I found out from the group that they caught up regularly to practice German so I had sidetracked that somewhat!
It was fantastic to get a chance to meet and chat with young Iranians, some studying, some working and others applying for overseas courses in Germany. A whopping 60% of the population is below 30 and a good proportion are highly educated with women outnumbering men in universities.
The cause of this baby boom happened after the massive loss of young men in the Iran-Iraq war where there was a religious call to have more babies. As this generation comes of age it remains to be seen whether the current religious system can deliver the goods in terms of opportunities for educated youth. All too often I heard stories of Radiographers who were guides as a second job and more engineers graduating than there were jobs to support them.
We climbed up for several hours until we reached a sheltered area where we had some breakfast. Someone enterprising even brought a stove so fried eggs appeared at some point!
Then it was on to the top briefly for some photos and back down passed all the groups having picnics and other playing volleyball.
Martial arts and volleyball are the odd mix of sports where Iran does well internationally – indeed the country hosted a volleyball tournament in February where the delicate matter of women attending reared it’s head.

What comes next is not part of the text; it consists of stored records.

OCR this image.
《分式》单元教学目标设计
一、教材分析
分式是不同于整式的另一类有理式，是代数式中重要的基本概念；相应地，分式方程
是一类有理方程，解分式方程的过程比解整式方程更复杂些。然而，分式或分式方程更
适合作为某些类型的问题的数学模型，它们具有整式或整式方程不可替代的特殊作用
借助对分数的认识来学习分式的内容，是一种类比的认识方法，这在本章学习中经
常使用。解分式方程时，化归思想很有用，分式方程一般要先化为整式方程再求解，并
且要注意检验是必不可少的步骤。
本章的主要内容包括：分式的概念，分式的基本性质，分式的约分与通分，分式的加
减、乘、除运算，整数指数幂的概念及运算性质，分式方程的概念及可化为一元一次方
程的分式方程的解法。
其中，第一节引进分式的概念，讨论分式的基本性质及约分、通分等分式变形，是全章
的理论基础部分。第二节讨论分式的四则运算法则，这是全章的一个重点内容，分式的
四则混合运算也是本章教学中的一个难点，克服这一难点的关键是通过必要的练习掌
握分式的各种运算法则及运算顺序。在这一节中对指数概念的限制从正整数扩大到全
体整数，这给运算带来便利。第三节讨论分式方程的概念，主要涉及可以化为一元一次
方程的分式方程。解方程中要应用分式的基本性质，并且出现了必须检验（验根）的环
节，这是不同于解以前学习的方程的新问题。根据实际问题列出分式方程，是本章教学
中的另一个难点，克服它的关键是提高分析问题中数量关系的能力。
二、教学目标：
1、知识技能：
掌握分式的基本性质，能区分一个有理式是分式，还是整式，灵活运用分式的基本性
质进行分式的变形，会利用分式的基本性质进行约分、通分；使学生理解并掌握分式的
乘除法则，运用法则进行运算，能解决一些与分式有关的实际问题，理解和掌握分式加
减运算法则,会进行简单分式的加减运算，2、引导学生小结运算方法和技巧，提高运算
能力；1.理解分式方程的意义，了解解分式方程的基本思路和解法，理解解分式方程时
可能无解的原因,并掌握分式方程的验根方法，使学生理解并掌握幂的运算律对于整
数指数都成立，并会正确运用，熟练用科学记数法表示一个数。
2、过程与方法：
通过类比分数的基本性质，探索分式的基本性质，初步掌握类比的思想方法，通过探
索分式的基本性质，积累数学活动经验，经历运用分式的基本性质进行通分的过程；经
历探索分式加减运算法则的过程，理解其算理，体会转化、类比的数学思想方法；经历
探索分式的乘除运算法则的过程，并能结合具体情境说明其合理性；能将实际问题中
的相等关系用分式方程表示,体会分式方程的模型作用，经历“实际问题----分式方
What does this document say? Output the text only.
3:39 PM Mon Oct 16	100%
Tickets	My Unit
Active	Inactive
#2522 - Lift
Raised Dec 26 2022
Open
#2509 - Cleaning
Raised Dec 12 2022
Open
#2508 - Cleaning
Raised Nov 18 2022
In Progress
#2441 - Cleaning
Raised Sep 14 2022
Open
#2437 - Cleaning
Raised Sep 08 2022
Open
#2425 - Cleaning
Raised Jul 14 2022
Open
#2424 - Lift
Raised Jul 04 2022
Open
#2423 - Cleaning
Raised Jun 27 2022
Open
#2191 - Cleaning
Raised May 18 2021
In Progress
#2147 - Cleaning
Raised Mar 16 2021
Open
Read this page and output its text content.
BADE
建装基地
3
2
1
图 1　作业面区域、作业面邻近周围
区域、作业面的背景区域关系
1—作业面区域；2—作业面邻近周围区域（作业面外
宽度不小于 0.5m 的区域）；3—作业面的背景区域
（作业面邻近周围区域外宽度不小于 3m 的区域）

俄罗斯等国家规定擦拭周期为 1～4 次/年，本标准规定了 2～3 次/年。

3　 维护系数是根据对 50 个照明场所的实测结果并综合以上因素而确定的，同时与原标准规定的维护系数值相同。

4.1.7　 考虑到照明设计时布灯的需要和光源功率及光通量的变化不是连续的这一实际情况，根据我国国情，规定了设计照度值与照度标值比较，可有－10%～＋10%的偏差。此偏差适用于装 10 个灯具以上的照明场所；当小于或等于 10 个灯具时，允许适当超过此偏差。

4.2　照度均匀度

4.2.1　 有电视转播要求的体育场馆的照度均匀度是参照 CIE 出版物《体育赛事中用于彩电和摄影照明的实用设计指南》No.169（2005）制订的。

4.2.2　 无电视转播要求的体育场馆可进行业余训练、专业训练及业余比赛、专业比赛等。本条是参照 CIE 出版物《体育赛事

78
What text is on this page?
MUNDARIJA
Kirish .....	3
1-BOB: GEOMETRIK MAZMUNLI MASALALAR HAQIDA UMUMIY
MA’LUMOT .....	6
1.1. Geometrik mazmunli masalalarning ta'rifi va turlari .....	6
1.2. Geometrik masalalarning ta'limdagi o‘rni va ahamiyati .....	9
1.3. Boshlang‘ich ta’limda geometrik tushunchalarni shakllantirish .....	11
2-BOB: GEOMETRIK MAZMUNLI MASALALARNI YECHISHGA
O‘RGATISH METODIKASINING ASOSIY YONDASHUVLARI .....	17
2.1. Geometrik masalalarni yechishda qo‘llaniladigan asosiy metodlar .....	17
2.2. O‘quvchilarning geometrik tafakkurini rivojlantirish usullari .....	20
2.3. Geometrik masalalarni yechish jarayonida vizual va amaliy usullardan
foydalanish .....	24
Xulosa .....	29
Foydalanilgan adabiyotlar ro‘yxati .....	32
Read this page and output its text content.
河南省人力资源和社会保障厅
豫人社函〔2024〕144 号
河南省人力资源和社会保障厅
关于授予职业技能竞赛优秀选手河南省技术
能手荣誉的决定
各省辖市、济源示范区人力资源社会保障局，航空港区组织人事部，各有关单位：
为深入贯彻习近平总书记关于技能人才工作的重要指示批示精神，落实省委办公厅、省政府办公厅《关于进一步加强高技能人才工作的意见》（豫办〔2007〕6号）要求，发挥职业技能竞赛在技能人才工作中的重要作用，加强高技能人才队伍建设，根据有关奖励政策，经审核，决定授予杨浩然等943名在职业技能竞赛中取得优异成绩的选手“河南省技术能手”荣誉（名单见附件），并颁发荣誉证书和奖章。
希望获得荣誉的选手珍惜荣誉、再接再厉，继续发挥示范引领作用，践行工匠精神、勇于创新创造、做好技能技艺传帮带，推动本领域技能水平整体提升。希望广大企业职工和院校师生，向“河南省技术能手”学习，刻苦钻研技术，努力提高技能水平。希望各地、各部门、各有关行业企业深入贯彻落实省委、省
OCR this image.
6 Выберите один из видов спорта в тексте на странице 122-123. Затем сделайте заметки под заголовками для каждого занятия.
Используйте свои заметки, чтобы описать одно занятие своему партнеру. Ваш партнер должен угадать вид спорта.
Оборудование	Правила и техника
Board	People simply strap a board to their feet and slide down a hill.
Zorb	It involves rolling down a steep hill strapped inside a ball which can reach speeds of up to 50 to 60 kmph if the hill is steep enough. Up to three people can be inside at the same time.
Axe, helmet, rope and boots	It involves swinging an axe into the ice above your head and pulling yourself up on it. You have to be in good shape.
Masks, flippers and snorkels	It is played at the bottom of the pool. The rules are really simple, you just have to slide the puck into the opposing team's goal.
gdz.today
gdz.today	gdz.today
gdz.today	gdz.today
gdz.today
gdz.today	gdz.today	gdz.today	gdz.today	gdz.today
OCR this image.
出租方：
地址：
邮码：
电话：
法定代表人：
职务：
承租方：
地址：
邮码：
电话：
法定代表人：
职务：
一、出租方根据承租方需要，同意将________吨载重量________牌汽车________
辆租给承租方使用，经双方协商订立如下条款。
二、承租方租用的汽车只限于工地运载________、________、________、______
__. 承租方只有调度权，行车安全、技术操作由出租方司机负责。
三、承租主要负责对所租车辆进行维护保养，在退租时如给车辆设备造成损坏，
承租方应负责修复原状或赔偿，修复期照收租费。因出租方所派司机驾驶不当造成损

Heading across the 31 arch bridge and dam to the tree lined south of the river leads to the Armenian quarter and a host of Christian churches which provide some relief from mosque visits.
Shah Abbas relocated the Armenians here in the 17th century, they were useful to have in the new capital as they had a wide-developed merchant trading network. The centrepiece of the area is Vank Cathedral which, borrowing heavily from local mosque construction methods, has a brick onion dome.
Inside the frescoes and depictions from the New Testament cover every wall in the church.
There I met Setare who had been on the hill climb and was visiting Esfahan from Tehran. We walked back and discussed all about life in Iran and settled into the Abassi Hotel for some tea in the evening.
Later we were joined by her tour guide friend Behare and an American traveller, Jessica, and her guide. One doesn’t encounter many Americans or British in Iran as the requirement to have a guide at all times does inhibit independent travel somewhat and keeps groups to the main sights.
Over the tinkling of tea glasses we chatted about where Iran would be in 20 years – I asked this question many times and almost no one had a confident prediction. In the end that is what makes Iran such an interesting and complex place to visit.